I principali indicatori sintetizzano un triennio di contrazione seguito da segnali di stabilizzazione.

Dato Valore Fonte
Variazione 2025 -0,2% Cribis
Febbraio 2026 +0,1% destagionalizzato Trading Economics
Dicembre 2025 -0,4% m/m ISTAT
Media 1991-2026 -0,02% Trading Economics
Massimo storico 80,10% (aprile 2021) Trading Economics
PIL 2025 previsto +0,5% Assolombarda

Qual è l’indice di produzione industriale italiano?

Definizione e metodologia

L’indice ISTAT misura il volume della produzione manufacturiera destagionalizzata, escludendo costruzioni e utilities. L’indicatore varia da un valore base 100 nel 2015: a febbraio 2026 si attesta a un livello che corrisponde a un aumento dello 0,5% su base annua, secondo i dati raccolti da Trading Economics. Questo significa che rispetto a febbraio 2025, il settore industriale italiano produce di più, pur rimanendo sotto i massimi storici.

Perché questo conta

L’indice destagionalizzato consente confronti mensili tra periodi consecutivi, filtrando oscillazioni stagionali naturali come la frenata natalizia o la ripresa primaverile. Per Investitori e decisori politici, il segnale congiunturale conta più di quello tendenziale.

Dati storici da ISTAT

L’arco storico 1991-2026 mostra una variazione media annua del -0,02%: un dato che rivela la fragilità strutturale del settore industriale italiano nel lungo periodo. Il massimo assoluto risale all’aprile 2021, quando l’indice ha toccato 80,10 punti, riflettendo la ripresa post-pandemica. Il minimo record è invece l’aprile 2020, con un crollo del -43,70% durante il lockdown totale. Questi estremi inquadrano un settore soggetto a shock improvvisi ma con limitata capacità di recupero strutturale.

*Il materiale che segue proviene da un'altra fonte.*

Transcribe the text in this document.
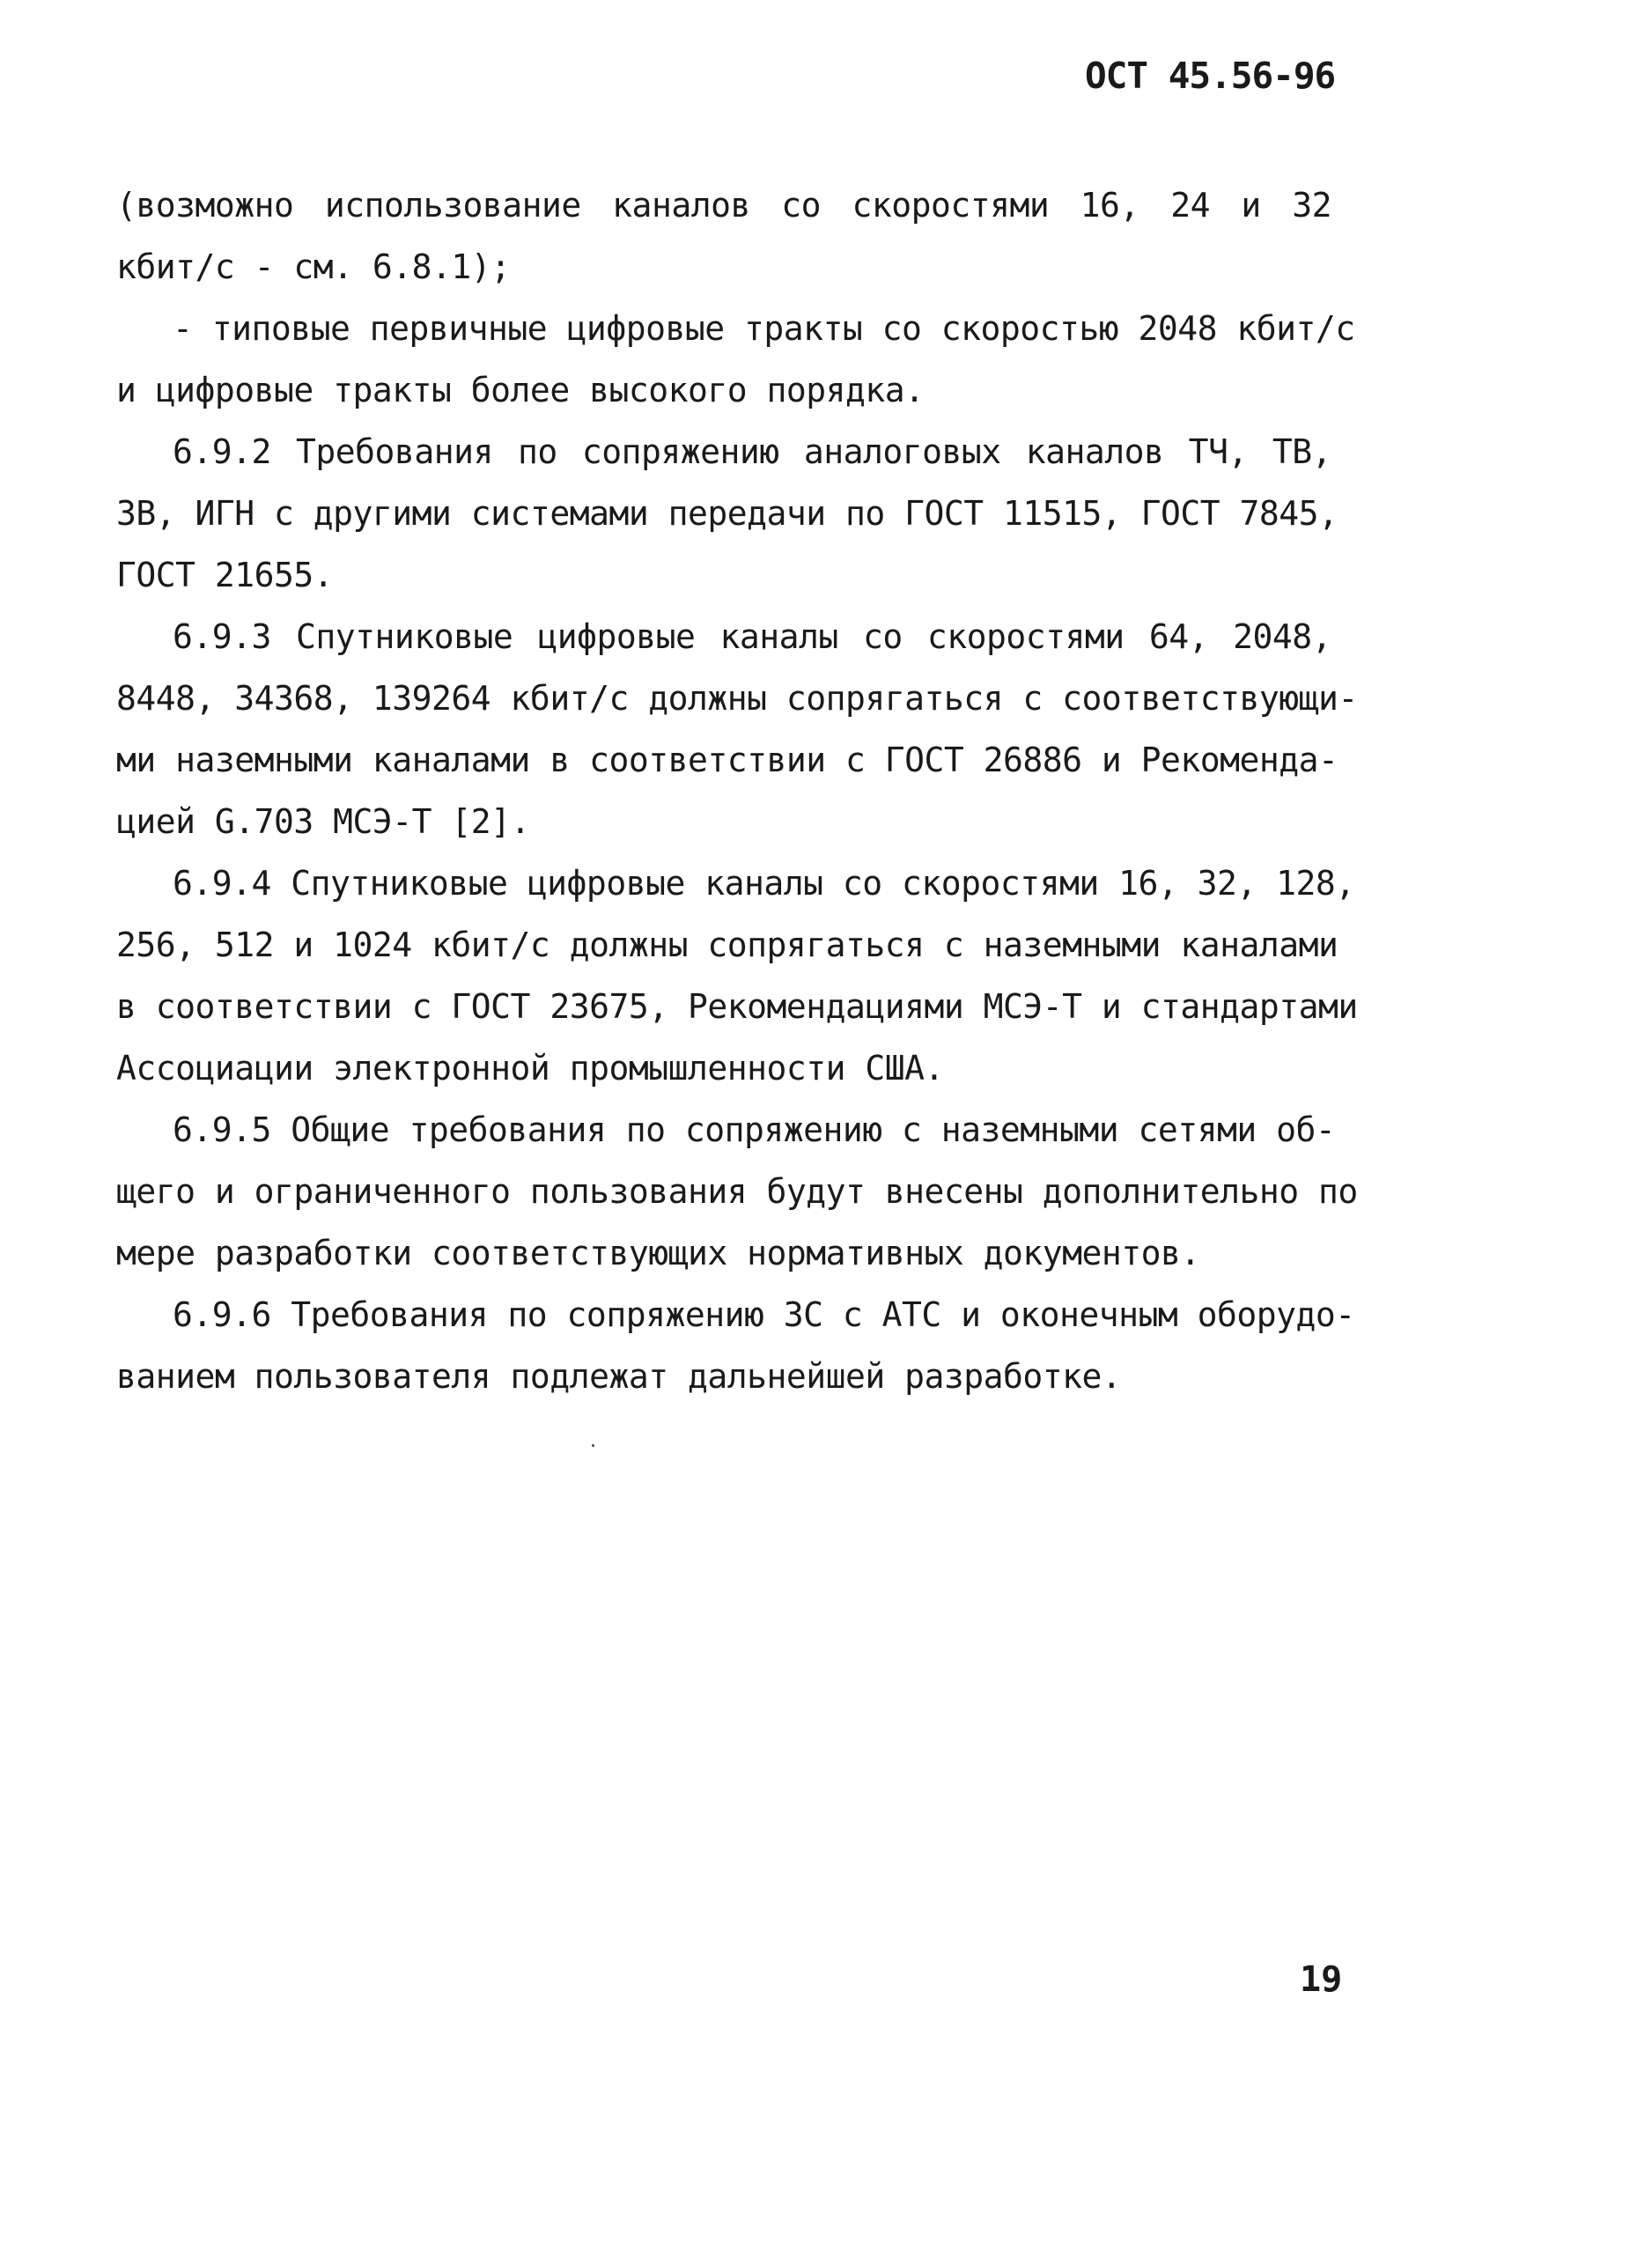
ОСТ 45.56-96
(возможно использование каналов со скоростями 16, 24 и 32
кбит/с - см. 6.8.1);
- типовые первичные цифровые тракты со скоростью 2048 кбит/с
и цифровые тракты более высокого порядка.
6.9.2 Требования по сопряжению аналоговых каналов ТЧ, ТВ,
ЗВ, ИГН с другими системами передачи по ГОСТ 11515, ГОСТ 7845,
ГОСТ 21655.
6.9.3 Спутниковые цифровые каналы со скоростями 64, 2048,
8448, 34368, 139264 кбит/с должны сопрягаться с соответствующи-
ми наземными каналами в соответствии с ГОСТ 26886 и Рекоменда-
цией G.703 МСЭ-Т [2].
6.9.4 Спутниковые цифровые каналы со скоростями 16, 32, 128,
256, 512 и 1024 кбит/с должны сопрягаться с наземными каналами
в соответствии с ГОСТ 23675, Рекомендациями МСЭ-Т и стандартами
Ассоциации электронной промышленности США.
6.9.5 Общие требования по сопряжению с наземными сетями об-
щего и ограниченного пользования будут внесены дополнительно по
мере разработки соответствующих нормативных документов.
6.9.6 Требования по сопряжению ЗС с АТС и оконечным оборудо-
ванием пользователя подлежат дальнейшей разработке.
19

«L’indice destagionalizzato consente confronti mensili tra periodi consecutivi, filtrando oscillazioni stagionali naturali.»

— ISTAT, metodologia indice produzione industriale

Come sta andando la produzione industriale in Italia?

Dati 2024-2026

Il quadro recente conferma tre anni di difficoltà consecutive. Nel 2023 la produzione è scesa del 2%, nel 2024 il calo si è accentuato al 4% — il peggiore del triennio — mentre nel 2025 la flessione si è ridotta allo 0,2%. Questa decelerazione del declino rappresenta un segnale di stabilizzazione, non ancora di ripresa. A novembre 2025 l’indice era salito dell’1,5% su base mensile, ma a dicembre è seguita una contrazione dello 0,4%, interrompendo la tendenza positiva.

Confronti mensili

A febbraio 2026 l’indice destagionalizzato segna +0,1% rispetto a gennaio, confermando una fase di stagnazione operativa. Suddividendo per categorie di prodotto, i beni strumentali registrano la ripresa più forte con +4,4%, mentre i beni intermedi aumentano appena dello 0,1%. I beni di consumo mostrano variazioni contenute, indicando che la domanda interna non sta trainando la produzione.

Il Centro Studi Confindustria rileva che nella media del quarto trimestre 2025 il livello della produzione cresce dello 0,9% rispetto ai tre mesi precedenti, suggerendo una ripresa trimestrale più marcata di quella mensile. Tuttavia, l’inerzia statistica della produzione destagionalizzata del 2025 sul 2026 è solo dello 0,7%, un valore basso che indica limitata persistenza del momentum.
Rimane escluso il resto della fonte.